The New Higher Education Funding Formula11/03/2017
In the capitol and the halls of higher education over the past couple of weeks, we’ve been talking a lot about the Higher Education Productivity Funding Formula.
But it has occurred to me that the “Productivity Funding Formula” is a complicated-sounding name that may not mean much to people outside of political and university circles.
So I wanted to look at this in more detail.
Historically, we have based the funding of higher education on the number of students who enroll in each college or university. Under the new formula, we will fund our 11 public universities and our 22 community colleges based upon student progress and not just how many students show up on the first day of class. We want the students who enroll to progress to a degree or a certificate.
Several principles guided the creation of the new funding model. First, we must give students access to a quality post-high school education. Second, we must focus on assisting and encouraging students to complete their education, with an emphasis on students who are underserved and at risk; we must also be aware of specific needs in the employment market as we guide students to careers. Third, we should offer incentives for institutions to work together and reward programs that successfully transition students across schools.
The general assembly passed the new formula, Act 148, early in the 2017 legislative session. I signed it in February. The law was a response to concern that the rate of graduation in two-year and four-year colleges has been too low. The goal of my administration is to raise the rate of graduation and completion from the current 40 percent to 60 percent by 2025. We have committed an additional 10 million dollars to higher education as we transition to the new formula, which we will use for the first time next year, which starts July 1, 2018.
Act 148 is a much needed upgrade of the state’s financial supports of its institutions of higher learning. If we are going to build a strong workforce so that Arkansas can compete in the 21st century marketplace, we must ensure that the diplomas and certificates we award guarantee that we have taught our students well.
As Maria Markham, director of the state Department of Higher Education, said in a recent interview with the Arkansas Democrat-Gazette, this is a necessary remedy to Arkansas’s historically low educational ranking.
On so many fronts, we are building a brighter future for Arkansans. We are reinforcing the foundation of our workforce with our computer science initiative by preparing students at a young age to enter a high-tech workplace with a high-tech education. We are catching the attention of foreign companies; already, we have attracted several businesses and hundreds of millions of dollars of direct foreign investment in Arkansas.

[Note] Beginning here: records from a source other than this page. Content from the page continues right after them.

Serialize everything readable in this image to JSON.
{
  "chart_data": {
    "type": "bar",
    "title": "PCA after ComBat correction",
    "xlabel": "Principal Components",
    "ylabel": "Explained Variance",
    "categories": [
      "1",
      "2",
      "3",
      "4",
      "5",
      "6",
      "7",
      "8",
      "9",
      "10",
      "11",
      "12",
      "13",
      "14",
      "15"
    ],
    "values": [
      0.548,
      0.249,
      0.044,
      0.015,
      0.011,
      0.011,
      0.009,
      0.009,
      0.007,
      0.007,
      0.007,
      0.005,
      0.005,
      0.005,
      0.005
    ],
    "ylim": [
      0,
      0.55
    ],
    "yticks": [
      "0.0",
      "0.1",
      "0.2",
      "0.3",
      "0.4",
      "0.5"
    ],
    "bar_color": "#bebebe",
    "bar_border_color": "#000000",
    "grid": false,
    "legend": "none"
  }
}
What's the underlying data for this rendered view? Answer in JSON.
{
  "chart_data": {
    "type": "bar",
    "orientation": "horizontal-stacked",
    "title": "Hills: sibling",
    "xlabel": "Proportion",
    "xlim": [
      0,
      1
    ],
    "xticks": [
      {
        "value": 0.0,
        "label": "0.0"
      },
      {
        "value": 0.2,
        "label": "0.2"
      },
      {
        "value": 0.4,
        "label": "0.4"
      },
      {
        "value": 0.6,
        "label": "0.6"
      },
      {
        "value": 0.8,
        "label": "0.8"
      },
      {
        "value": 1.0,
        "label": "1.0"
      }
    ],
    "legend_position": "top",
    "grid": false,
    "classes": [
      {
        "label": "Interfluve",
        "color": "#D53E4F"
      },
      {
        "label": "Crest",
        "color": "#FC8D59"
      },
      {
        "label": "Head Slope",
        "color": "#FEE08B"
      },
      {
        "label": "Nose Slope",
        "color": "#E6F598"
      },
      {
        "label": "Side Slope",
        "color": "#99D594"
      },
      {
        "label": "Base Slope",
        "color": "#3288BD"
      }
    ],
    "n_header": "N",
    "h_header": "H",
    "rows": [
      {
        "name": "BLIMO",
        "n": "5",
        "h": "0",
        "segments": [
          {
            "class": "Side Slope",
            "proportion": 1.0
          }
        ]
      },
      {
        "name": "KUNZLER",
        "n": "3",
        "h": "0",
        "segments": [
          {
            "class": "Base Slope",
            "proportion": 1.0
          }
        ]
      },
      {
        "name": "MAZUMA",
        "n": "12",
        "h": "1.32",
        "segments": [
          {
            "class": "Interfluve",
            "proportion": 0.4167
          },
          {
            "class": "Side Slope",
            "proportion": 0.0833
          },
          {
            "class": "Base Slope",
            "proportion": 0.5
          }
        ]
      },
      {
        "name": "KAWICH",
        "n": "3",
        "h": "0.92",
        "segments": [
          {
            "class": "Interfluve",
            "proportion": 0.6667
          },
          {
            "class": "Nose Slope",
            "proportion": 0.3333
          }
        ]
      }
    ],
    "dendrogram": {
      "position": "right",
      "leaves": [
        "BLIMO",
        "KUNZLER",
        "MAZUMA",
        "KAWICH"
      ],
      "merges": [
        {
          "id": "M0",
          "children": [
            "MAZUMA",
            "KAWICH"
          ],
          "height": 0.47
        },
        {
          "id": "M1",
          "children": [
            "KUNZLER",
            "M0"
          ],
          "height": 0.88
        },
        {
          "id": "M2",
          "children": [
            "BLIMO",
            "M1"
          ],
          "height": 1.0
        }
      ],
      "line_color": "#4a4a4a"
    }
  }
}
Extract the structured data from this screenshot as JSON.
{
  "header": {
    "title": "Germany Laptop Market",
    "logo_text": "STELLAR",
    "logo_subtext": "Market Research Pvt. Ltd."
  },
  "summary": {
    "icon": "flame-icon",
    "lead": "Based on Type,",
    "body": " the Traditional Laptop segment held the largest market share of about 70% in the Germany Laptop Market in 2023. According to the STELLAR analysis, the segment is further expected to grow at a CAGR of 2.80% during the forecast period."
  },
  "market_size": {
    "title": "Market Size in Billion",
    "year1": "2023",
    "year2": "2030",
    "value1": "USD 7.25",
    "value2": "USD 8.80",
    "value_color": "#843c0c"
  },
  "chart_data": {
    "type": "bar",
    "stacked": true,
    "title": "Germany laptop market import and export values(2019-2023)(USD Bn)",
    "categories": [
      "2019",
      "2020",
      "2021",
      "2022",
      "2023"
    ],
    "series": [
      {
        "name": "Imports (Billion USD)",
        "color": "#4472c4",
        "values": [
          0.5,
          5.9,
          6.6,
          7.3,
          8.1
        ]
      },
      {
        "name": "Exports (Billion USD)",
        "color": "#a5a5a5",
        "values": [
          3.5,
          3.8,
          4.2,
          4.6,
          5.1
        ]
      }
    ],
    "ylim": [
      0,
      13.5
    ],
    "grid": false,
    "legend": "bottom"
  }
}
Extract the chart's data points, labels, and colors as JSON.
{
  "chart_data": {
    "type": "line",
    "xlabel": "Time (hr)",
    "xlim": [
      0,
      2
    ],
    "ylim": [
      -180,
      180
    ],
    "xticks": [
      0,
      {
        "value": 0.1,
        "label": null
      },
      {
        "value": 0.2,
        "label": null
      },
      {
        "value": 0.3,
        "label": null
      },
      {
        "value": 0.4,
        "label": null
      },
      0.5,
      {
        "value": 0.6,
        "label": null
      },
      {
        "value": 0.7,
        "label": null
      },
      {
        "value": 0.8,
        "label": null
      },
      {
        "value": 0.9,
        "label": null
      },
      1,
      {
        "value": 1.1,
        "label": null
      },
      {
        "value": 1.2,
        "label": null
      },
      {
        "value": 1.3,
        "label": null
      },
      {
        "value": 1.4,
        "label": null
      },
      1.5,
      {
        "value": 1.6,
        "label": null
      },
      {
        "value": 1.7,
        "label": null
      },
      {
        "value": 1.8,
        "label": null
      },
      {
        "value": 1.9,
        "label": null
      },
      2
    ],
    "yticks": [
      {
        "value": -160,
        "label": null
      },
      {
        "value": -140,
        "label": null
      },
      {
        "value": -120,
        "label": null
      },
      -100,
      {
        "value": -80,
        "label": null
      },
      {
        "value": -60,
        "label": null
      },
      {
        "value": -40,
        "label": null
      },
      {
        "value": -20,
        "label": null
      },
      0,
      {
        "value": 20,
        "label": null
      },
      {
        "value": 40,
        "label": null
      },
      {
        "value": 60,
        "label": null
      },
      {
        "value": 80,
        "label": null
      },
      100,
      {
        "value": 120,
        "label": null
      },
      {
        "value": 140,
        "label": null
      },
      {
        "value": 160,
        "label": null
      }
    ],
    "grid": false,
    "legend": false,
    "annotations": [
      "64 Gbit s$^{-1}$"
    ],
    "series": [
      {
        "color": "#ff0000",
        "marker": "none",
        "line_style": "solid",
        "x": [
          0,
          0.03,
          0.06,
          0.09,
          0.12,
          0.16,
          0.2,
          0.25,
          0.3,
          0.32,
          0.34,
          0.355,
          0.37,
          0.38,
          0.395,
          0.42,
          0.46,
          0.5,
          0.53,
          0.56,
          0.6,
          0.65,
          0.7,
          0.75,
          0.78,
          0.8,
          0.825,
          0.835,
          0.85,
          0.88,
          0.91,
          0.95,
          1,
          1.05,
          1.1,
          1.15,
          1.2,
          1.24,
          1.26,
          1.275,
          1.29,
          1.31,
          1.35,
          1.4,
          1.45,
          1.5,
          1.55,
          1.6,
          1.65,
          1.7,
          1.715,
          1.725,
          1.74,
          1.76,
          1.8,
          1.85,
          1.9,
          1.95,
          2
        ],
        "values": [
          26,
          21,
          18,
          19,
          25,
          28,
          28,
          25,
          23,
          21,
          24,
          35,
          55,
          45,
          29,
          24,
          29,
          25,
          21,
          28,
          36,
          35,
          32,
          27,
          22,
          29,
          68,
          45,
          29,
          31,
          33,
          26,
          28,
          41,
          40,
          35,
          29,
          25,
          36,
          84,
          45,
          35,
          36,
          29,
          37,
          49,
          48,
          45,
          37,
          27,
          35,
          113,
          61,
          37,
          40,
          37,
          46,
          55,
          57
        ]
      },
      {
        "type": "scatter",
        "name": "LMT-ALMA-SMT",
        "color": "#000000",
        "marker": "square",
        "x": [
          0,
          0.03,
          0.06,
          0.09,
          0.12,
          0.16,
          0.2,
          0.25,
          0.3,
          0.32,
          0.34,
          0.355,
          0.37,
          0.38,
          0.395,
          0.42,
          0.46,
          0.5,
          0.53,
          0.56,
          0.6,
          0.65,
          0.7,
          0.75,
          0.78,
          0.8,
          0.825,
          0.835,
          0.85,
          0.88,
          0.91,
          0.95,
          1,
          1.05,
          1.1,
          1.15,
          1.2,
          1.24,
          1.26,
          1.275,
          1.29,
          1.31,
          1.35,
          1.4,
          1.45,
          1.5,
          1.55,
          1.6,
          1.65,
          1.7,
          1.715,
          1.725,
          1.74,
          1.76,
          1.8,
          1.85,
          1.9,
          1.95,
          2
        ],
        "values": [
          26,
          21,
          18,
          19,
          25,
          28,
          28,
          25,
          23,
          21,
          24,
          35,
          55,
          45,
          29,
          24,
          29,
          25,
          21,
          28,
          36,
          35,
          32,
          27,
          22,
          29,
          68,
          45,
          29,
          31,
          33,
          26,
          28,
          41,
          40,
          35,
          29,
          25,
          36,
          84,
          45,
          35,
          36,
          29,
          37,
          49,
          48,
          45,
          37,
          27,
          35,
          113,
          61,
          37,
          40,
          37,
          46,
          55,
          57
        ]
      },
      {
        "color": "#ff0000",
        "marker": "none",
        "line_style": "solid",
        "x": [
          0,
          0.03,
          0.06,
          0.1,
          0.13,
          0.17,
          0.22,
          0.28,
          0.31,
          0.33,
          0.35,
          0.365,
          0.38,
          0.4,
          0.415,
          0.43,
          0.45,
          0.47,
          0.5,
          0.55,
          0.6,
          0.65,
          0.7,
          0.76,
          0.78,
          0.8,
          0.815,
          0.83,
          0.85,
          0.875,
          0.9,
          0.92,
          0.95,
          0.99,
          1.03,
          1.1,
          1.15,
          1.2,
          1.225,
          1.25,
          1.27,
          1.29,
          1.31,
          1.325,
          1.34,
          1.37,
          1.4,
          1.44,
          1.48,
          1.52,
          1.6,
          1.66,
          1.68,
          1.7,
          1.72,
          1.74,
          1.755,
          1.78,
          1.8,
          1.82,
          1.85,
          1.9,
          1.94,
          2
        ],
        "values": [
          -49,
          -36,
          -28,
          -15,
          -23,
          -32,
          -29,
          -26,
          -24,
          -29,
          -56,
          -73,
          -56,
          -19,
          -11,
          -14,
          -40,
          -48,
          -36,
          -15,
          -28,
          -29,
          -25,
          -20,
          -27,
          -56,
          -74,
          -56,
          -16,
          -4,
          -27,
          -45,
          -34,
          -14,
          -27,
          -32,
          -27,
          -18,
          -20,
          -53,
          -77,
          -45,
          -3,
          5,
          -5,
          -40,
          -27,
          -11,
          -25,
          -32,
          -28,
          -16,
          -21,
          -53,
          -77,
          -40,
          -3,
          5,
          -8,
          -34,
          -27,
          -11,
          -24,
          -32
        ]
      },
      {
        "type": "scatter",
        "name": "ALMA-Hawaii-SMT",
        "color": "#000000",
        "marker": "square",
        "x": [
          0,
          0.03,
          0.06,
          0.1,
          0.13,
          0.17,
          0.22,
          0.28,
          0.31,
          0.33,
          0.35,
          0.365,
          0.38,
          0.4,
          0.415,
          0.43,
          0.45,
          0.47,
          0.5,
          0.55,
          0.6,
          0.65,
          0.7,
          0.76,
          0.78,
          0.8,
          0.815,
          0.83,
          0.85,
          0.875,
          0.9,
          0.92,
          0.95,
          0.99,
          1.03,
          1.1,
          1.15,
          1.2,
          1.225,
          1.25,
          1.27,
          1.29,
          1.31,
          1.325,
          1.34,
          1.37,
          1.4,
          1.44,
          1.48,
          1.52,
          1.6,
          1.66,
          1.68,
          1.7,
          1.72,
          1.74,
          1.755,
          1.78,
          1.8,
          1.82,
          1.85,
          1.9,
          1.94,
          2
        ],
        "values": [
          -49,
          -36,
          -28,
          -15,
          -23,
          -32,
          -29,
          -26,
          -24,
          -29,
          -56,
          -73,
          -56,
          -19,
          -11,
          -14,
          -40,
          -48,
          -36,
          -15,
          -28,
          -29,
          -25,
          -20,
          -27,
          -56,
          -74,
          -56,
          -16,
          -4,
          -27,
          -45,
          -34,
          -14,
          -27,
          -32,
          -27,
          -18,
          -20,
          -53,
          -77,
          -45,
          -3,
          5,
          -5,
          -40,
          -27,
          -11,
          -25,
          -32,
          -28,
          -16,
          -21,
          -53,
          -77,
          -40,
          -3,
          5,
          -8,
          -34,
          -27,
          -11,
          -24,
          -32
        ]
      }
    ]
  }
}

Our new formula for funding universities and colleges will further enhance our reputation as a state preparing for the future by providing an excellent, highly qualified pool of employees. We are rapidly climbing to the top of the class.
I am proud to be governor of a state whose leaders put so much thought, energy and elbow-grease into making this a state that keeps its homegrown talent at home while attracting top talent and business from around the world.